Opini : Belajar dan Kurikulum Ketahanan Diri

Amri Ikhsan
Amri Ikhsan

Opini : Belajar dan Kurikulum Ketahanan Diri

Oleh: Amri Ikhsan

Dalam menghadapi era kenormalan baru dalam dunia pendidikan, dan berdasarkan pengalaman pembelajaran selama pandemi covid-19, Kemdikbud dan Kemenag, kementerian yang banyak menaungi pendidikan secara hampir bersamaan mengeluarkan keputusan penting dalam dunia pendidikan.

Bacaan Lainnya

Kemdikbud menerbitkan Surat Edaran Nomor 15 Tahun 2020 tentang Pedoman Penyelenggraan Belajar dari Rumah Dalam Masa Darurat Penyebaran Corona Virus Disease (Covid-19) dan Kemenag menerbitkan Keputusan Jenderal Pendidikan Islam Nomor 2791 Tahun 2020 tentang Panduan Kurikulum Darurat Pada Madrasah.

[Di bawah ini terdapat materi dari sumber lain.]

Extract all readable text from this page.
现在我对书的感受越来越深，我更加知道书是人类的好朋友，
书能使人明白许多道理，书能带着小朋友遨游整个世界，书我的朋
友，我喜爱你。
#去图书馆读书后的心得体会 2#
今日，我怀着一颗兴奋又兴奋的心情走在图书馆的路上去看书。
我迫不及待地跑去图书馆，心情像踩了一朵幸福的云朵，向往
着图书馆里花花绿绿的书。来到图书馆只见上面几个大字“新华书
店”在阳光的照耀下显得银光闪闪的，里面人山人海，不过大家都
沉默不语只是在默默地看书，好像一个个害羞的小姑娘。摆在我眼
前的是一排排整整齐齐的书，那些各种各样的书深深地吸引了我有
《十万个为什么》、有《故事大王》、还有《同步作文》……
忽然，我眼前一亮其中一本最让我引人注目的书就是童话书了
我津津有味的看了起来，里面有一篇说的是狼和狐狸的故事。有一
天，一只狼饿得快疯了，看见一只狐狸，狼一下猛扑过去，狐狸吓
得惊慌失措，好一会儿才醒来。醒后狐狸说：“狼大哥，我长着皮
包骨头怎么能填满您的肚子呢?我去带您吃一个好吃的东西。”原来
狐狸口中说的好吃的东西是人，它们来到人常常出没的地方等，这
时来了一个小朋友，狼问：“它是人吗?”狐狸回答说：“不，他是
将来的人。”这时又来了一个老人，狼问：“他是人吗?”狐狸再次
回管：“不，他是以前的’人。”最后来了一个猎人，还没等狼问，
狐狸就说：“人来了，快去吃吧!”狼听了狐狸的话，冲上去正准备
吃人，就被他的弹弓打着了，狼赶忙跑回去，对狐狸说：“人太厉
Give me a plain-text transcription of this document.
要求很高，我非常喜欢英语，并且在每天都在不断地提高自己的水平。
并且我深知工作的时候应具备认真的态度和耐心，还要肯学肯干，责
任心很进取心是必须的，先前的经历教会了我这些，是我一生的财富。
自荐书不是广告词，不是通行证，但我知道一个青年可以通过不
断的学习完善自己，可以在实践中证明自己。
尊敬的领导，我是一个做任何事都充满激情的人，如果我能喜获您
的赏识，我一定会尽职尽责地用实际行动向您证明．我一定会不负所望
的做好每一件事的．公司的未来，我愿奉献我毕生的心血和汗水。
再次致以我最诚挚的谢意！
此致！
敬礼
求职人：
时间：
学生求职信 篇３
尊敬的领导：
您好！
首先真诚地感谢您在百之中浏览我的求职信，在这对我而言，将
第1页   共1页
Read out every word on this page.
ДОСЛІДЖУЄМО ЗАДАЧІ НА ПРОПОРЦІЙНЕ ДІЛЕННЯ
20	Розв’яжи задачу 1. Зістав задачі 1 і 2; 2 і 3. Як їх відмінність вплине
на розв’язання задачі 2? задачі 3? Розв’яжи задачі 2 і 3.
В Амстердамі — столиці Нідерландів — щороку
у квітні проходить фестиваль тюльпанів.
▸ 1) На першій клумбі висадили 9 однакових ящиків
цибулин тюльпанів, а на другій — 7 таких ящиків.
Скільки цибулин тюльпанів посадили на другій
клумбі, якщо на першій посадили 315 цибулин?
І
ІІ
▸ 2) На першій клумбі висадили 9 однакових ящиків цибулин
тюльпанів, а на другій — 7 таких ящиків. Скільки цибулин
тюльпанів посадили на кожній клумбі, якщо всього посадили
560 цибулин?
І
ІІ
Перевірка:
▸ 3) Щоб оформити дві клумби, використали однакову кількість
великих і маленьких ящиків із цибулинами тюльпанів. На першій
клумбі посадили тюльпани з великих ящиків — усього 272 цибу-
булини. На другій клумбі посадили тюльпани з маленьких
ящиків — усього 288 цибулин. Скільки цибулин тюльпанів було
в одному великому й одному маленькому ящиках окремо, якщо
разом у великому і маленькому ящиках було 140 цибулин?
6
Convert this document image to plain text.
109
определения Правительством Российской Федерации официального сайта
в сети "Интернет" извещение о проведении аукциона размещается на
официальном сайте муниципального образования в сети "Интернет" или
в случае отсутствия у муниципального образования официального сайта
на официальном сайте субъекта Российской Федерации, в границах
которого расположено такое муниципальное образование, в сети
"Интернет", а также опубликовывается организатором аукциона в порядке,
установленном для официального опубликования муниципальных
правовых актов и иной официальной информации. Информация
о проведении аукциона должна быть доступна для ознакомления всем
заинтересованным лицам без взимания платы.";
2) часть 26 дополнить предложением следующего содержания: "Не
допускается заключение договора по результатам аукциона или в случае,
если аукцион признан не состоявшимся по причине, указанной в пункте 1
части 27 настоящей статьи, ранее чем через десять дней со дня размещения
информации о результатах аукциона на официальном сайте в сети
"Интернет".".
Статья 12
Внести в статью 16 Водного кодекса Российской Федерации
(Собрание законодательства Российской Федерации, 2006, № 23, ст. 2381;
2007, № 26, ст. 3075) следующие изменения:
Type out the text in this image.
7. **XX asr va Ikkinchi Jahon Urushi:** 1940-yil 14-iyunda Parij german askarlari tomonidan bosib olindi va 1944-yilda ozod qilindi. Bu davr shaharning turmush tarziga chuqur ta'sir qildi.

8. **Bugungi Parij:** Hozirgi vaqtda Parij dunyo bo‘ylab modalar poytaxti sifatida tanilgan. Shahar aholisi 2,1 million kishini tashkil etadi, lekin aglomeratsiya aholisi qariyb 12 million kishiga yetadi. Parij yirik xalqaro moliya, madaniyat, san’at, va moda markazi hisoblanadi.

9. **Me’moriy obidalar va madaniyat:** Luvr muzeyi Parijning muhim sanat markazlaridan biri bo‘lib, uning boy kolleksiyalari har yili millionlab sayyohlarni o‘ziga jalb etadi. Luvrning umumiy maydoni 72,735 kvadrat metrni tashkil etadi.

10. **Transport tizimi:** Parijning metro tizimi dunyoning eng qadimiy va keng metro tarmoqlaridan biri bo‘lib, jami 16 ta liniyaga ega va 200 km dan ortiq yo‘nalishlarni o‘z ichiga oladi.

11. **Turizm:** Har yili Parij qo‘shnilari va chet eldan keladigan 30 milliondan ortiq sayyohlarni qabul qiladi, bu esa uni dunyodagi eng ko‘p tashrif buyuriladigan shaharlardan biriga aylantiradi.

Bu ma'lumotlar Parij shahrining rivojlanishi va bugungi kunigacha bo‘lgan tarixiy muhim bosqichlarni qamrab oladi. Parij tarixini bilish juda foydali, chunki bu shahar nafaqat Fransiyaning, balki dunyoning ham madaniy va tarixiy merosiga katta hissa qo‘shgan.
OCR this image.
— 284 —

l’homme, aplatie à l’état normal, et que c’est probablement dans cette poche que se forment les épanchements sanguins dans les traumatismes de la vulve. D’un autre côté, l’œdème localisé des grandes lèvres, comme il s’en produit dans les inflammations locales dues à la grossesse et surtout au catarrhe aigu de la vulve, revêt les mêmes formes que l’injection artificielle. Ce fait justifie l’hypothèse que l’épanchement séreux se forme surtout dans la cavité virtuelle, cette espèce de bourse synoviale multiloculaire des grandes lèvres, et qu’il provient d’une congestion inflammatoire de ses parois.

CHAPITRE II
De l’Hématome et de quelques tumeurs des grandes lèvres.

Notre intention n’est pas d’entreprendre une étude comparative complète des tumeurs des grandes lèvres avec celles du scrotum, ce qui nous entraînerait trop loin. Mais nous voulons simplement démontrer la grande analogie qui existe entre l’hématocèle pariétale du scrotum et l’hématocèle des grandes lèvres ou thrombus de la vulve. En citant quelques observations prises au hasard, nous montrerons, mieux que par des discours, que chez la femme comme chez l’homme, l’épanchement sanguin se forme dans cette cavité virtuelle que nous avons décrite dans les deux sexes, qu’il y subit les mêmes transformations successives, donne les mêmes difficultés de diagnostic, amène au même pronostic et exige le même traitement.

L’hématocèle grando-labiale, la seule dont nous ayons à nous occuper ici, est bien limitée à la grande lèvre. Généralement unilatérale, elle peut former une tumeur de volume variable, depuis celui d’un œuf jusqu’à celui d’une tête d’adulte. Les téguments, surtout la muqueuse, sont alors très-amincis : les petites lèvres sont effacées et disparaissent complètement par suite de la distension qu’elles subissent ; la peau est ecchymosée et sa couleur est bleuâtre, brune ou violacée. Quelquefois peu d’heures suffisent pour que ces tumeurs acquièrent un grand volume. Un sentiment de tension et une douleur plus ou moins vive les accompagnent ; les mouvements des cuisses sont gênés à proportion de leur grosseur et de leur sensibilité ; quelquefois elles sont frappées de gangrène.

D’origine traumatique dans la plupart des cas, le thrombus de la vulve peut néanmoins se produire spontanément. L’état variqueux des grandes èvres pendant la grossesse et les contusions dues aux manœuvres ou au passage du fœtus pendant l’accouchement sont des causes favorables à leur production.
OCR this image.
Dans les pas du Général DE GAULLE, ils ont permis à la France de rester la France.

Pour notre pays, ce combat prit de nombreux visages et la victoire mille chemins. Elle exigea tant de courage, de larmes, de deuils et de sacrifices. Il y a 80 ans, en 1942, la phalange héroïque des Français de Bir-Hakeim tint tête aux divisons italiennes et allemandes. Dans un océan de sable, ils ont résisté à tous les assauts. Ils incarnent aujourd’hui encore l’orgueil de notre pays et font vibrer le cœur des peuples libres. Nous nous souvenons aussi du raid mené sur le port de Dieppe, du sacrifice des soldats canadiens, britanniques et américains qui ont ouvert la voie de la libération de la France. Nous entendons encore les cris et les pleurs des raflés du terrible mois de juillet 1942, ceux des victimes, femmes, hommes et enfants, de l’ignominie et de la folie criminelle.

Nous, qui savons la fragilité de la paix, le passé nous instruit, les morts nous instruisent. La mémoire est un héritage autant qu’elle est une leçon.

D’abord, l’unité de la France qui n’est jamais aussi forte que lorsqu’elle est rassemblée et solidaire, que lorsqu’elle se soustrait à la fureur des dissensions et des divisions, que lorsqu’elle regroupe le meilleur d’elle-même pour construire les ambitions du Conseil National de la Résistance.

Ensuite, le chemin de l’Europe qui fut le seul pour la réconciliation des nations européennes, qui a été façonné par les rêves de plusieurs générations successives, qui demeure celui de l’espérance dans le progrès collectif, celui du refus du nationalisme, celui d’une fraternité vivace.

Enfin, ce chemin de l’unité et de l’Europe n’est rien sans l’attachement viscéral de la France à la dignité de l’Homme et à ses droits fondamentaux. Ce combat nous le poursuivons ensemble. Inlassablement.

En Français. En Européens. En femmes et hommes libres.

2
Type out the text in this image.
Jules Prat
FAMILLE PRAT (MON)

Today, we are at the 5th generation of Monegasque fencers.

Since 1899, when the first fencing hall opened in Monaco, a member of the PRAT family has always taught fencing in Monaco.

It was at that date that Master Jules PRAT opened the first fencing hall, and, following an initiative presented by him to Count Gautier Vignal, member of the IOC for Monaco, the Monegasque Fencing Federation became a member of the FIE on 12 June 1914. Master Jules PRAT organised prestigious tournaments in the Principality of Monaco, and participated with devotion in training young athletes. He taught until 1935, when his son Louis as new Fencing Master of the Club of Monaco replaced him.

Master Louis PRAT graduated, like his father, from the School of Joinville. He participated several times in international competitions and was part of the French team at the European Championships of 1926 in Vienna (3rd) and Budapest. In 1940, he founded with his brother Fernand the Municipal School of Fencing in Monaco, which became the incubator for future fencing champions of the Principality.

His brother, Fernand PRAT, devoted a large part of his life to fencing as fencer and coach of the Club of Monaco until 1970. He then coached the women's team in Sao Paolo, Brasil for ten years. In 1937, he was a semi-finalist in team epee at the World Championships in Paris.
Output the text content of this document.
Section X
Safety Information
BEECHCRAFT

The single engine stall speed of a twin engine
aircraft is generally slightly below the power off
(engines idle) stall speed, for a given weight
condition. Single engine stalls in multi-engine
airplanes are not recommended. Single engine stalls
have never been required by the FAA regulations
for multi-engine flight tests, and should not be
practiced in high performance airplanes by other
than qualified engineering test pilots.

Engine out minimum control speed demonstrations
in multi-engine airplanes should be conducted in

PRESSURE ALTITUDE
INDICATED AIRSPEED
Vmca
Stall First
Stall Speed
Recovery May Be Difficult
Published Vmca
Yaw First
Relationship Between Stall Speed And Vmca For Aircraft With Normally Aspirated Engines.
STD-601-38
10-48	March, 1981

Dengan semangat yang sama, kedua Kementerian ini berniat untuk menyelamatkan hak pendidikan peserta didik sebagau aset bangsa. Dengan adanya pedoman dan panduan ini, pada stakeholder pendidikan memiliki dasar hukum yang tertulis dalam penyelenggaraan proses pembelajaran bagi peserta didik selama pandemi dan new normal.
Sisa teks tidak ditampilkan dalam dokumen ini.